ハンガリーのナビコアソフトベンダー・NNGは、車載情報機器向けに特化したナビコアソフト「iGO primo nextgen」を発表した。同ソフトを先行採用した日本メーカーの車載情報機器は、賞を獲得するほど高い評価を受けているという。
ハンガリーのナビコアソフトベンダー・NNGは2014年10月14日、車載情報機器向けに特化したナビコアソフト「iGO primo nextgen」を発表した。
ナビコアソフトとは、ナビゲーションの機能を統括/制御するナビゲーションコアソフトウェアのことである。NNGは、ナビコアソフトの大手で世界シェアは26%に達する。
同社がこれまで展開してきたナビコアソフト「iGO primo」は、車載情報機器だけでなく、スマートフォンやPND(Personal Navigation Device)などにも向けた汎用の製品である。これに対して、iGO primo nextgenは、車載情報機器のカーナビゲーション機能向けに特化して開発された。
iGO primo nextgenの大きな特徴は2つある。1つは、カーナビゲーションのHMI(Human Machine Interface)をフレキシブルに変更できる機能である。ディスプレイの画素数や画素密度に合わせて、最適な表示方法に変更することが可能だ。また、タッチパネルによる操作だけでなく、欧州車に多いロータリーコマンダーや音声認識といったさまざまな入力操作に対応させることも容易だという。
iGO primo nextgenのカーナビゲーション画面は、標準状態では「シンプルですっきりとしたデザイン」を採用している。日本市場で用いられているカーナビゲーションの画面と比較すると、情報量が少なく感じられるかもしれない。NNGのビジネス開発ディレクターを務める池田平輔氏は、「2015年内に日本市場に投入予定のiGO primo nextgenは、VICS対応や分岐合流点での分割画面表示など約40種類の独自機能を搭載するので、シンプルなデザインから、日本市場に最適な情報量の多いカーナビゲーション画面に拡張しやすくなっている」と語る。
iGO primo nextgenの開発では、日本の車載情報機器メーカーによる先行評価が大きな役割を果たしたようだ。さらに、「その日本メーカーがiGO primo nextgenの先行評価バージョンを用いて開発した車載情報機器は、賞を獲得するほど高い評価を受けている」(池田氏)という。

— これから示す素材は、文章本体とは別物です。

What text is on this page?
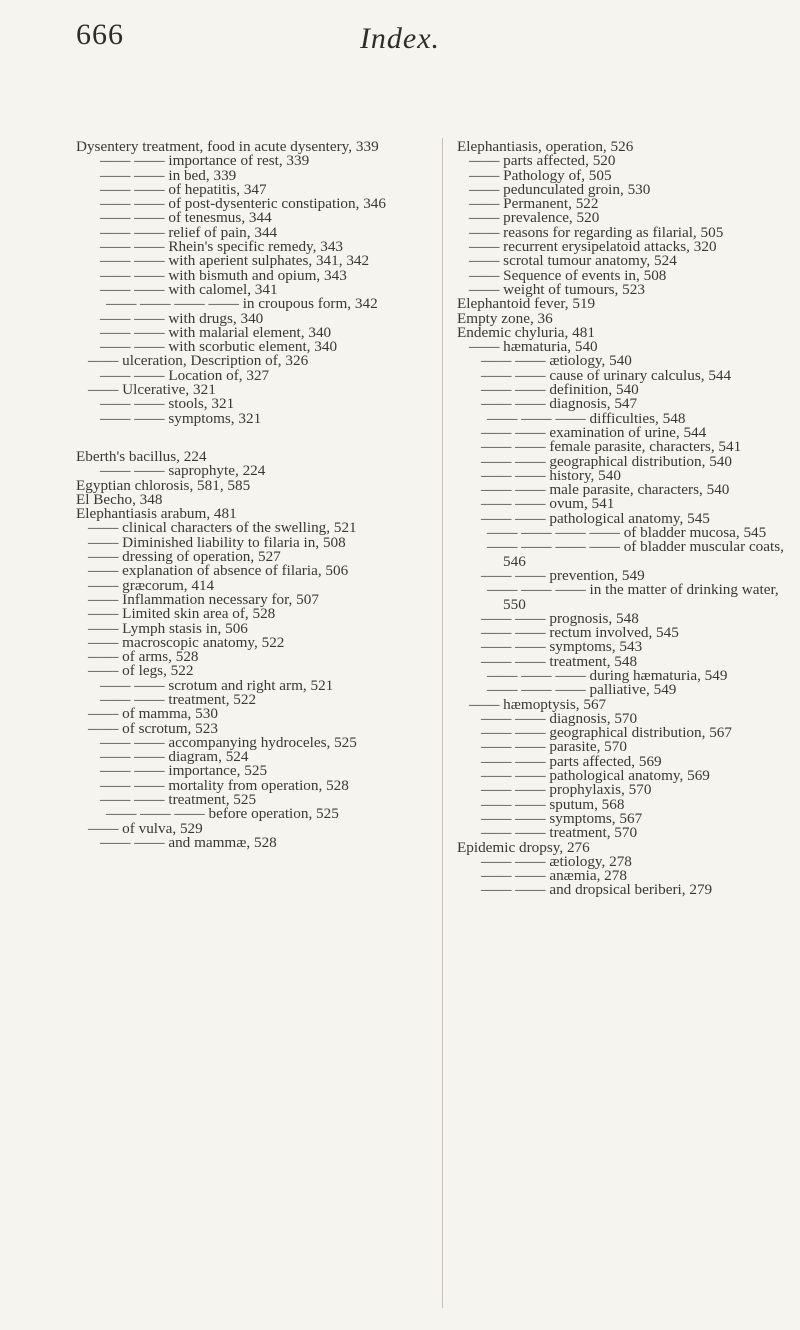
666	Index.

Dysentery treatment, food in acute dysentery, 339

—— —— importance of rest, 339

—— —— in bed, 339

—— —— of hepatitis, 347

—— —— of post-dysenteric constipation, 346

—— —— of tenesmus, 344

—— —— relief of pain, 344

—— —— Rhein's specific remedy, 343

—— —— with aperient sulphates, 341, 342

—— —— with bismuth and opium, 343

—— —— with calomel, 341

—— —— —— —— in croupous form, 342

—— —— with drugs, 340

—— —— with malarial element, 340

—— —— with scorbutic element, 340

—— ulceration, Description of, 326

—— —— Location of, 327

—— Ulcerative, 321

—— —— stools, 321

—— —— symptoms, 321

Eberth's bacillus, 224

—— —— saprophyte, 224

Egyptian chlorosis, 581, 585

El Becho, 348

Elephantiasis arabum, 481

—— clinical characters of the swelling, 521

—— Diminished liability to filaria in, 508

—— dressing of operation, 527

—— explanation of absence of filaria, 506

—— græcorum, 414

—— Inflammation necessary for, 507

—— Limited skin area of, 528

—— Lymph stasis in, 506

—— macroscopic anatomy, 522

—— of arms, 528

—— of legs, 522

—— —— scrotum and right arm, 521

—— —— treatment, 522

—— of mamma, 530

—— of scrotum, 523

—— —— accompanying hydroceles, 525

—— —— diagram, 524

—— —— importance, 525

—— —— mortality from operation, 528

—— —— treatment, 525

—— —— —— before operation, 525

—— of vulva, 529

—— —— and mammæ, 528

Elephantiasis, operation, 526

—— parts affected, 520

—— Pathology of, 505

—— pedunculated groin, 530

—— Permanent, 522

—— prevalence, 520

—— reasons for regarding as filarial, 505

—— recurrent erysipelatoid attacks, 320

—— scrotal tumour anatomy, 524

—— Sequence of events in, 508

—— weight of tumours, 523

Elephantoid fever, 519

Empty zone, 36

Endemic chyluria, 481

—— hæmaturia, 540

—— —— ætiology, 540

—— —— cause of urinary calculus, 544

—— —— definition, 540

—— —— diagnosis, 547

—— —— —— difficulties, 548

—— —— examination of urine, 544

—— —— female parasite, characters, 541

—— —— geographical distribution, 540

—— —— history, 540

—— —— male parasite, characters, 540

—— —— ovum, 541

—— —— pathological anatomy, 545

—— —— —— —— of bladder mucosa, 545

—— —— —— —— of bladder muscular coats, 546

—— —— prevention, 549

—— —— —— in the matter of drinking water, 550

—— —— prognosis, 548

—— —— rectum involved, 545

—— —— symptoms, 543

—— —— treatment, 548

—— —— —— during hæmaturia, 549

—— —— —— palliative, 549

—— hæmoptysis, 567

—— —— diagnosis, 570

—— —— geographical distribution, 567

—— —— parasite, 570

—— —— parts affected, 569

—— —— pathological anatomy, 569

—— —— prophylaxis, 570

—— —— sputum, 568

—— —— symptoms, 567

—— —— treatment, 570

Epidemic dropsy, 276

—— —— ætiology, 278

—— —— anæmia, 278

—— —— and dropsical beriberi, 279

iGO primo nextgenのもう1つの大きな特徴は、スマートフォンとの連携をスムーズに行えるようにする「NavFusion」だ。NavFusionでは、車載情報機器側のカーナビゲーションと、スマートフォン側のナビゲーションアプリは独立して動作する一方で、自在に同期させることが可能だ。例えば、スマートフォンのナビゲーションアプリの地図データを更新すると、車載情報機器とスマートフォンを接続した際に車載情報機器の地図データも更新される。地図データだけでなく、駐車場やガソリンスタンドをはじめとする施設情報(POIデータ)なども同期して更新できる。スマートフォンのナビゲーションアプリで設定したルート設定は、車載情報機器とスマートフォンを接続した際に自動的に車載情報機器で利用できるようになる。
池田氏は「ディスプレイオーディオにスマートフォンのナビゲーションアプリを表示するタイプのカーナビゲーションは、車速パルスの情報などが使えないこともあって正確さに欠けるが、地図データやPOIデータを常に最新の状態で利用できるというメリットがある。iGO primo nextgenを使えば、地図データをPOIデータを更新できるとともに、より正確なナビゲーションも行えるので、車載情報機器を差異化ポイントにしたいと考える自動車メーカーの要望に応えられる」と述べている。
NavFusionは単体での採用が既に決まっている。2015年内に欧州市場に投入される市販のカーナビゲーションシステム(カーナビ)に搭載される見込み。この市販カーナビは、その後、米国、日本の順で展開される予定である。
なおNNGは、iGO primo nextgenの日本市場投入に先駆けて、日本国内の拠点展開を当初の予定より拡大する方針も明らかにした。2014年11月に、東京と名古屋の2カ所に拠点を開設する。同社は同年4月の会見で、名古屋に拠点を設ける方針を示していた。